Doug Kingsriter

No. 89
- Position: Tight end

Personal information
- Born: January 29, 1950 (age 76) Little Falls, Minnesota, U.S.
- Listed height: 6 ft 2 in (1.88 m)
- Listed weight: 222 lb (101 kg)

Career information
- High school: Richfield (Richfield, Minnesota)
- College: Minnesota
- NFL draft: 1973: 6th round, 139th overall pick

Career history
- Minnesota Vikings (1973–1975);

Awards and highlights
- First-team All-American (1971); First-team All-Big Ten (1971);

Career NFL statistics
- Receptions: 7
- Receiving yards: 116
- Stats at Pro Football Reference

= Doug Kingsriter =

American football player (born 1950)

Douglas James Kingsriter (born January 29, 1950) is an American former professional football player who was a tight end three seasons with the Minnesota Vikings in the National Football League (NFL) from 1973 to 1975. He finished his NFL career with 7 receptions for 116 yards in 28 games. He played in Super Bowl VIII and Super Bowl IX for the Vikings In Super Bowl VIII he caught one pass for seven yards and also made a key block on Fran Tarkenton's run for the Vikings' only touchdown.

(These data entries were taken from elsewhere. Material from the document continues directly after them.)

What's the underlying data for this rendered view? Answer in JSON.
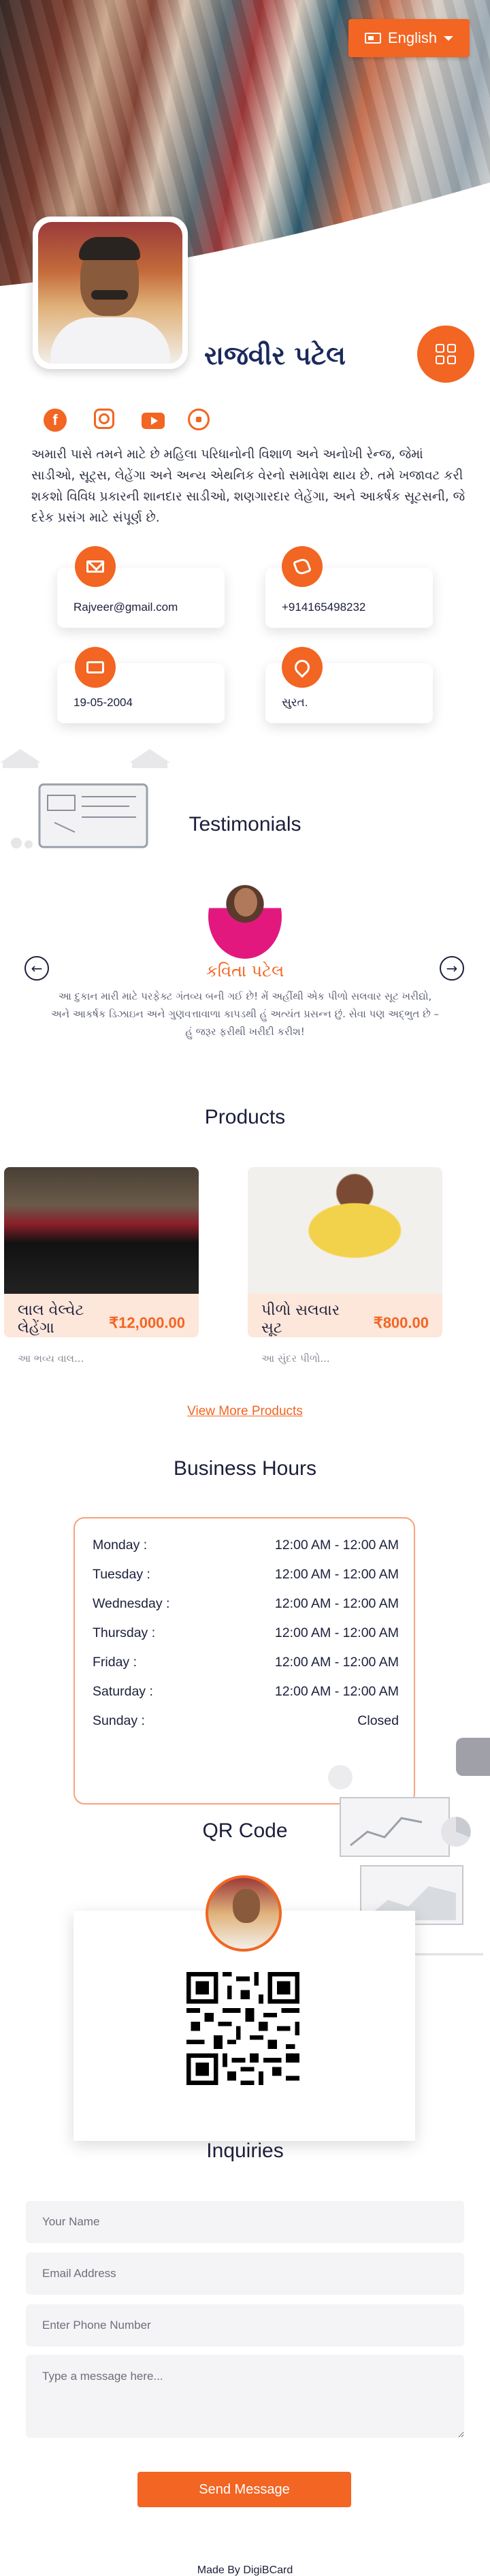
{
  "header": {
    "language_label": "English"
  },
  "profile": {
    "name": "રાજવીર પટેલ",
    "about": "અમારી પાસે તમને માટે છે મહિલા પરિધાનોની વિશાળ અને અનોખી રેન્જ, જેમાં સાડીઓ, સૂટ્સ, લેહેંગા અને અન્ય એથનિક વેરનો સમાવેશ થાય છે. તમે ખજાવટ કરી શકશો વિવિધ પ્રકારની શાનદાર સાડીઓ, શણગારદાર લેહેંગા, અને આકર્ષક સૂટસની, જે દરેક પ્રસંગ માટે સંપૂર્ણ છે."
  },
  "social": [
    "facebook-icon",
    "instagram-icon",
    "youtube-icon",
    "whatsapp-icon"
  ],
  "contact": {
    "email": "Rajveer@gmail.com",
    "phone": "+914165498232",
    "dob": "19-05-2004",
    "location": "સુરત."
  },
  "testimonials": {
    "title": "Testimonials",
    "name": "કવિતા પટેલ",
    "text": "આ દુકાન મારી માટે પરફેક્ટ ગંતવ્ય બની ગઈ છે! મેં અહીંથી એક પીળો સલવાર સૂટ ખરીદ્યો, અને આકર્ષક ડિઝાઇન અને ગુણવત્તાવાળા કાપડથી હું અત્યંત પ્રસન્ન છું. સેવા પણ અદ્ભુત છે – હું જરૂર ફરીથી ખરીદી કરીશ!"
  },
  "products": {
    "title": "Products",
    "items": [
      {
        "name": "લાલ વેલ્વેટ લેહેંગા",
        "desc": "આ ભવ્ય વાલ...",
        "price": "₹12,000.00"
      },
      {
        "name": "પીળો સલવાર સૂટ",
        "desc": "આ સુંદર પીળો...",
        "price": "₹800.00"
      }
    ],
    "more_label": "View More Products"
  },
  "hours": {
    "title": "Business Hours",
    "rows": [
      {
        "day": "Monday :",
        "time": "12:00 AM - 12:00 AM"
      },
      {
        "day": "Tuesday :",
        "time": "12:00 AM - 12:00 AM"
      },
      {
        "day": "Wednesday :",
        "time": "12:00 AM - 12:00 AM"
      },
      {
        "day": "Thursday :",
        "time": "12:00 AM - 12:00 AM"
      },
      {
        "day": "Friday :",
        "time": "12:00 AM - 12:00 AM"
      },
      {
        "day": "Saturday :",
        "time": "12:00 AM - 12:00 AM"
      },
      {
        "day": "Sunday :",
        "time": "Closed"
      }
    ]
  },
  "qr": {
    "title": "QR Code"
  },
  "inquiries": {
    "title": "Inquiries",
    "name_placeholder": "Your Name",
    "email_placeholder": "Email Address",
    "phone_placeholder": "Enter Phone Number",
    "message_placeholder": "Type a message here...",
    "send_label": "Send Message"
  },
  "footer": {
    "text": "Made By DigiBCard"
  },
  "colors": {
    "accent": "#f26522",
    "dark": "#1b1f3b"
  }
}
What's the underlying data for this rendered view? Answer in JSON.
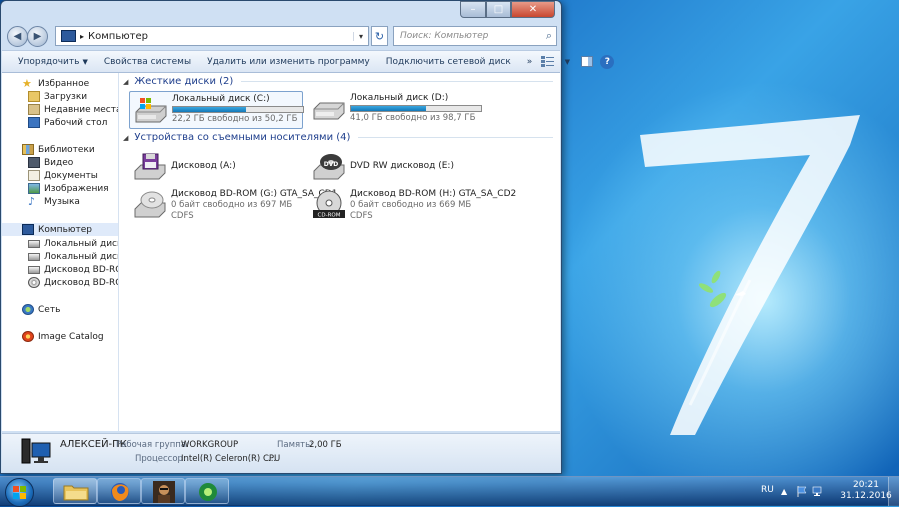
{
  "window": {
    "caption": {
      "minimize": "–",
      "maximize": "□",
      "close": "✕"
    },
    "back": "◀",
    "forward": "▶",
    "address": "Компьютер",
    "address_sep": "▸",
    "dd_arrow": "▾",
    "refresh": "↻",
    "search_placeholder": "Поиск: Компьютер",
    "search_icon": "search-icon"
  },
  "toolbar": {
    "organize": "Упорядочить",
    "organize_arrow": "▼",
    "system_properties": "Свойства системы",
    "uninstall": "Удалить или изменить программу",
    "map_drive": "Подключить сетевой диск",
    "more": "»",
    "view_arrow": "▼",
    "help": "?"
  },
  "nav": {
    "favorites": "Избранное",
    "downloads": "Загрузки",
    "recent": "Недавние места",
    "desktop": "Рабочий стол",
    "libraries": "Библиотеки",
    "video": "Видео",
    "documents": "Документы",
    "images": "Изображения",
    "music": "Музыка",
    "computer": "Компьютер",
    "drive_c": "Локальный диск (C:)",
    "drive_d": "Локальный диск (D:)",
    "bd_g": "Дисковод BD-ROM (",
    "bd_h": "Дисковод BD-ROM (",
    "network": "Сеть",
    "image_catalog": "Image Catalog"
  },
  "content": {
    "hdd_group": "Жесткие диски (2)",
    "removable_group": "Устройства со съемными носителями (4)",
    "drives": [
      {
        "name": "Локальный диск (C:)",
        "free": "22,2 ГБ свободно из 50,2 ГБ",
        "used_fraction": 0.56
      },
      {
        "name": "Локальный диск (D:)",
        "free": "41,0 ГБ свободно из 98,7 ГБ",
        "used_fraction": 0.58
      }
    ],
    "removable": [
      {
        "name": "Дисковод (A:)"
      },
      {
        "name": "DVD RW дисковод (E:)",
        "label": "DVD"
      },
      {
        "name": "Дисковод BD-ROM (G:) GTA_SA_CD1",
        "free": "0 байт свободно из 697 МБ",
        "fs": "CDFS"
      },
      {
        "name": "Дисковод BD-ROM (H:) GTA_SA_CD2",
        "free": "0 байт свободно из 669 МБ",
        "fs": "CDFS",
        "label": "CD-ROM"
      }
    ]
  },
  "details": {
    "pc_name": "АЛЕКСЕЙ-ПК",
    "workgroup_label": "Рабочая группа:",
    "workgroup": "WORKGROUP",
    "memory_label": "Память:",
    "memory": "2,00 ГБ",
    "cpu_label": "Процессор:",
    "cpu": "Intel(R) Celeron(R) CPU",
    "cpu_more": "..."
  },
  "taskbar": {
    "lang": "RU",
    "time": "20:21",
    "date": "31.12.2016"
  }
}
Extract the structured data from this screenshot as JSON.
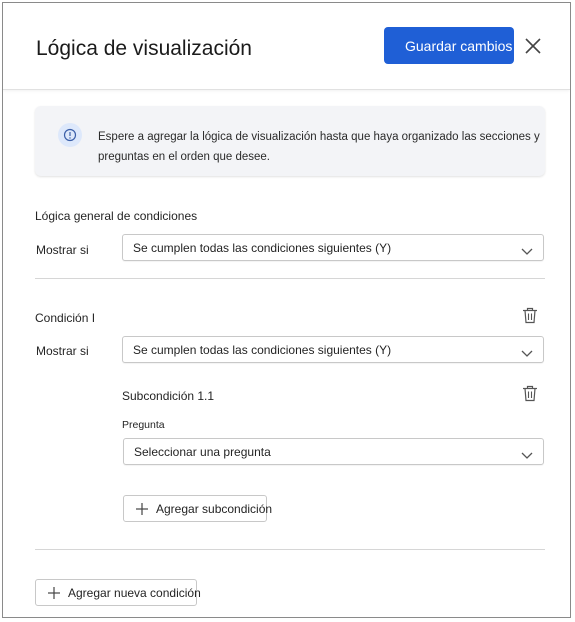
{
  "header": {
    "title": "Lógica de visualización",
    "save_label": "Guardar cambios",
    "close_icon": "close-icon"
  },
  "info": {
    "icon": "info-icon",
    "text": "Espere a agregar la lógica de visualización hasta que haya organizado las secciones y preguntas en el orden que desee."
  },
  "general": {
    "heading": "Lógica general de condiciones",
    "show_if_label": "Mostrar si",
    "show_if_value": "Se cumplen todas las condiciones siguientes (Y)"
  },
  "condition": {
    "heading": "Condición I",
    "show_if_label": "Mostrar si",
    "show_if_value": "Se cumplen todas las condiciones siguientes (Y)",
    "delete_icon": "trash-icon",
    "subcondition": {
      "heading": "Subcondición 1.1",
      "question_label": "Pregunta",
      "question_placeholder": "Seleccionar una pregunta",
      "delete_icon": "trash-icon"
    },
    "add_subcondition_label": "Agregar subcondición"
  },
  "add_condition_label": "Agregar nueva condición",
  "colors": {
    "primary": "#1f5fd6",
    "info_background": "#f3f4f7"
  }
}
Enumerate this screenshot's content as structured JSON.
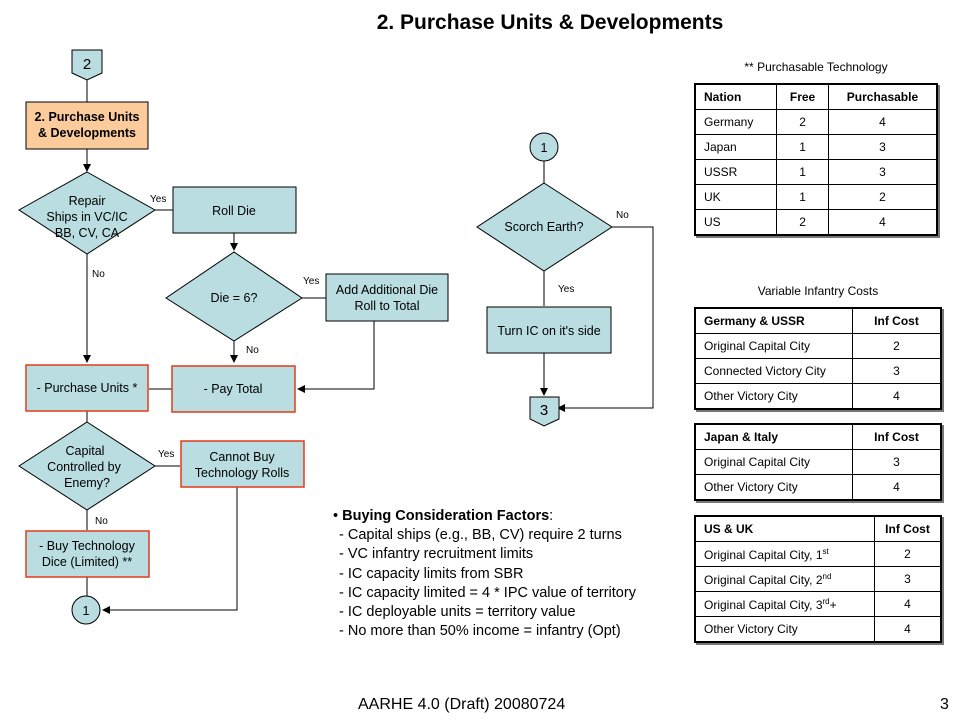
{
  "title": "2. Purchase Units & Developments",
  "flowchart": {
    "start_connector": "2",
    "start_box": [
      "2. Purchase Units",
      "& Developments"
    ],
    "repair_decision": [
      "Repair",
      "Ships in VC/IC",
      "BB, CV, CA"
    ],
    "roll_die": "Roll Die",
    "die6_decision": "Die = 6?",
    "add_die": [
      "Add Additional Die",
      "Roll to Total"
    ],
    "pay_total": "- Pay Total",
    "purchase_units": "- Purchase Units *",
    "capital_decision": [
      "Capital",
      "Controlled by",
      "Enemy?"
    ],
    "cannot_buy": [
      "Cannot Buy",
      "Technology Rolls"
    ],
    "buy_tech": [
      "- Buy Technology",
      "Dice (Limited) **"
    ],
    "connector_1_left": "1",
    "connector_1_right": "1",
    "scorch_decision": "Scorch Earth?",
    "turn_ic": "Turn IC on it's side",
    "end_connector": "3",
    "yes": "Yes",
    "no": "No",
    "colors": {
      "box_fill": "#b9dde0",
      "start_fill": "#fbcb9c",
      "red_border": "#e23b1a"
    }
  },
  "tech_table": {
    "caption": "** Purchasable Technology",
    "headers": [
      "Nation",
      "Free",
      "Purchasable"
    ],
    "rows": [
      [
        "Germany",
        "2",
        "4"
      ],
      [
        "Japan",
        "1",
        "3"
      ],
      [
        "USSR",
        "1",
        "3"
      ],
      [
        "UK",
        "1",
        "2"
      ],
      [
        "US",
        "2",
        "4"
      ]
    ]
  },
  "infantry": {
    "caption": "Variable Infantry Costs",
    "germany_ussr": {
      "headers": [
        "Germany & USSR",
        "Inf Cost"
      ],
      "rows": [
        [
          "Original Capital City",
          "2"
        ],
        [
          "Connected Victory City",
          "3"
        ],
        [
          "Other Victory City",
          "4"
        ]
      ]
    },
    "japan_italy": {
      "headers": [
        "Japan & Italy",
        "Inf Cost"
      ],
      "rows": [
        [
          "Original Capital City",
          "3"
        ],
        [
          "Other Victory City",
          "4"
        ]
      ]
    },
    "us_uk": {
      "headers": [
        "US & UK",
        "Inf Cost"
      ],
      "rows": [
        [
          "Original Capital City, 1",
          "st",
          "2"
        ],
        [
          "Original Capital City, 2",
          "nd",
          "3"
        ],
        [
          "Original Capital City, 3",
          "rd",
          "+",
          "4"
        ],
        [
          "Other Victory City",
          "4"
        ]
      ]
    }
  },
  "factors": {
    "bullet": "•",
    "heading": "Buying Consideration Factors",
    "colon": ":",
    "items": [
      "- Capital ships (e.g., BB, CV) require 2 turns",
      "- VC infantry recruitment limits",
      "- IC capacity limits from SBR",
      "- IC capacity limited = 4 * IPC value of territory",
      "- IC deployable units = territory value",
      "- No more than 50% income = infantry (Opt)"
    ]
  },
  "footer": {
    "text": "AARHE 4.0 (Draft) 20080724",
    "page": "3"
  }
}
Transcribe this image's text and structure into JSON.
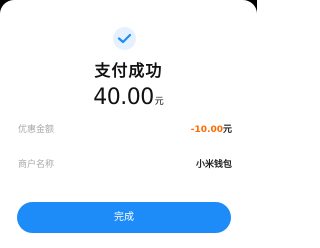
{
  "status": {
    "icon": "checkmark-icon",
    "title": "支付成功"
  },
  "payment": {
    "amount": "40.00",
    "currency": "元"
  },
  "details": {
    "discount_label": "优惠金额",
    "discount_value": "-10.00",
    "discount_unit": "元",
    "merchant_label": "商户名称",
    "merchant_value": "小米钱包"
  },
  "actions": {
    "done_label": "完成"
  },
  "colors": {
    "accent": "#1d8bf8",
    "discount": "#ff6a00",
    "check_bg": "#e6f1ff"
  }
}
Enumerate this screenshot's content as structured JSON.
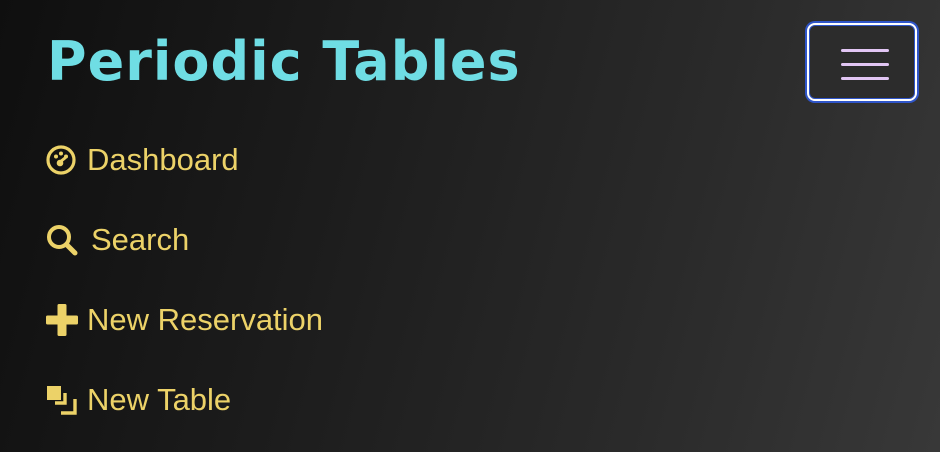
{
  "header": {
    "brand": "Periodic Tables",
    "menu_toggle": {
      "icon": "hamburger-menu-icon"
    }
  },
  "nav": {
    "items": [
      {
        "label": "Dashboard",
        "icon": "dashboard-gauge-icon"
      },
      {
        "label": "Search",
        "icon": "search-icon"
      },
      {
        "label": "New Reservation",
        "icon": "plus-icon"
      },
      {
        "label": "New Table",
        "icon": "stacked-squares-icon"
      }
    ]
  },
  "colors": {
    "brand": "#6fdde4",
    "nav_text": "#ecd268",
    "toggle_lines": "#e2c6f4",
    "toggle_focus_ring": "#2f55c9"
  }
}
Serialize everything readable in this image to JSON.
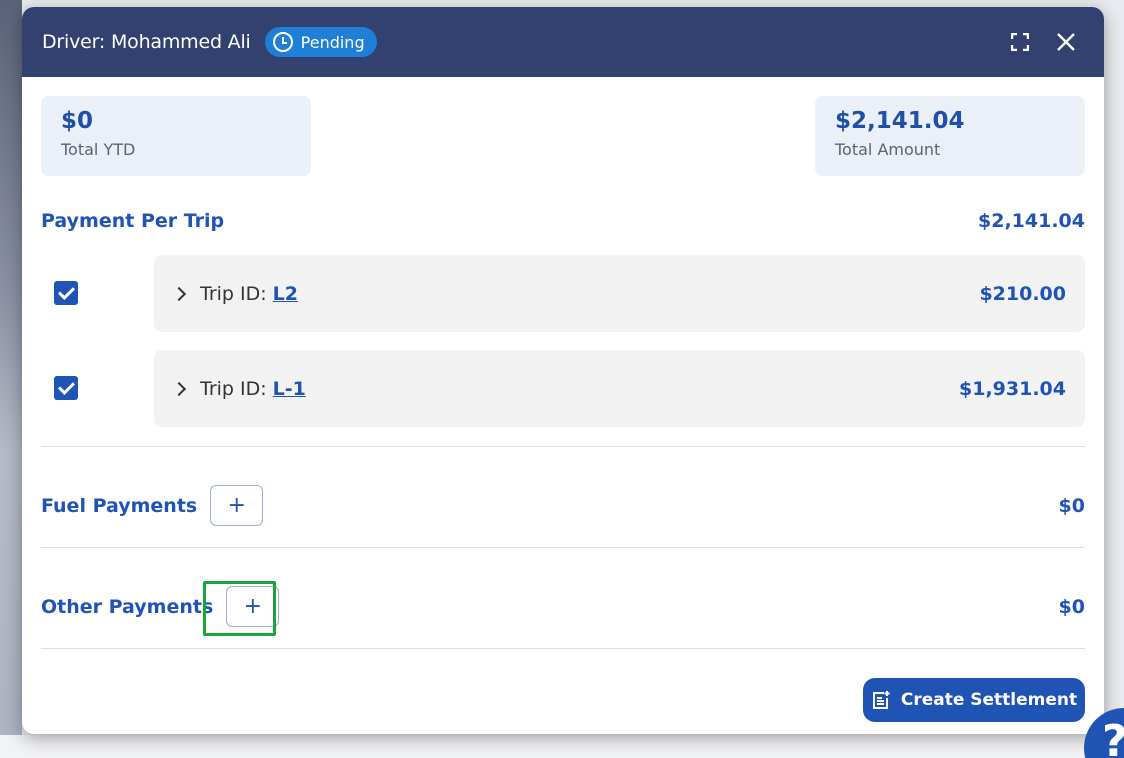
{
  "header": {
    "title": "Driver: Mohammed Ali",
    "status": "Pending"
  },
  "summary": {
    "ytd_amount": "$0",
    "ytd_label": "Total YTD",
    "total_amount": "$2,141.04",
    "total_label": "Total Amount"
  },
  "payment_per_trip": {
    "title": "Payment Per Trip",
    "amount": "$2,141.04",
    "trips": [
      {
        "label": "Trip ID:",
        "id": "L2",
        "amount": "$210.00",
        "checked": true
      },
      {
        "label": "Trip ID:",
        "id": "L-1",
        "amount": "$1,931.04",
        "checked": true
      }
    ]
  },
  "fuel_payments": {
    "title": "Fuel Payments",
    "add_label": "+",
    "amount": "$0"
  },
  "other_payments": {
    "title": "Other Payments",
    "add_label": "+",
    "amount": "$0"
  },
  "actions": {
    "create_settlement": "Create Settlement",
    "help": "?"
  },
  "colors": {
    "header_bg": "#334170",
    "accent": "#1f54b4",
    "badge": "#1f7fd7",
    "highlight": "#1aa53a"
  },
  "icons": [
    "clock-icon",
    "expand-icon",
    "close-icon",
    "chevron-right-icon",
    "checkbox-checked-icon",
    "document-add-icon"
  ]
}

He played college football for the Minnesota Golden Gophers. He was named a first-team All-American by the Associated Press in 1971. He was selected by the Vikings in the sixth round of the 1973 NFL draft.

After football, Kingsriter went into the real estate business and later into publishing books and musicals for children. He also worked for the Lance Armstrong Foundation and the Minneapolis Heart Institute Foundation.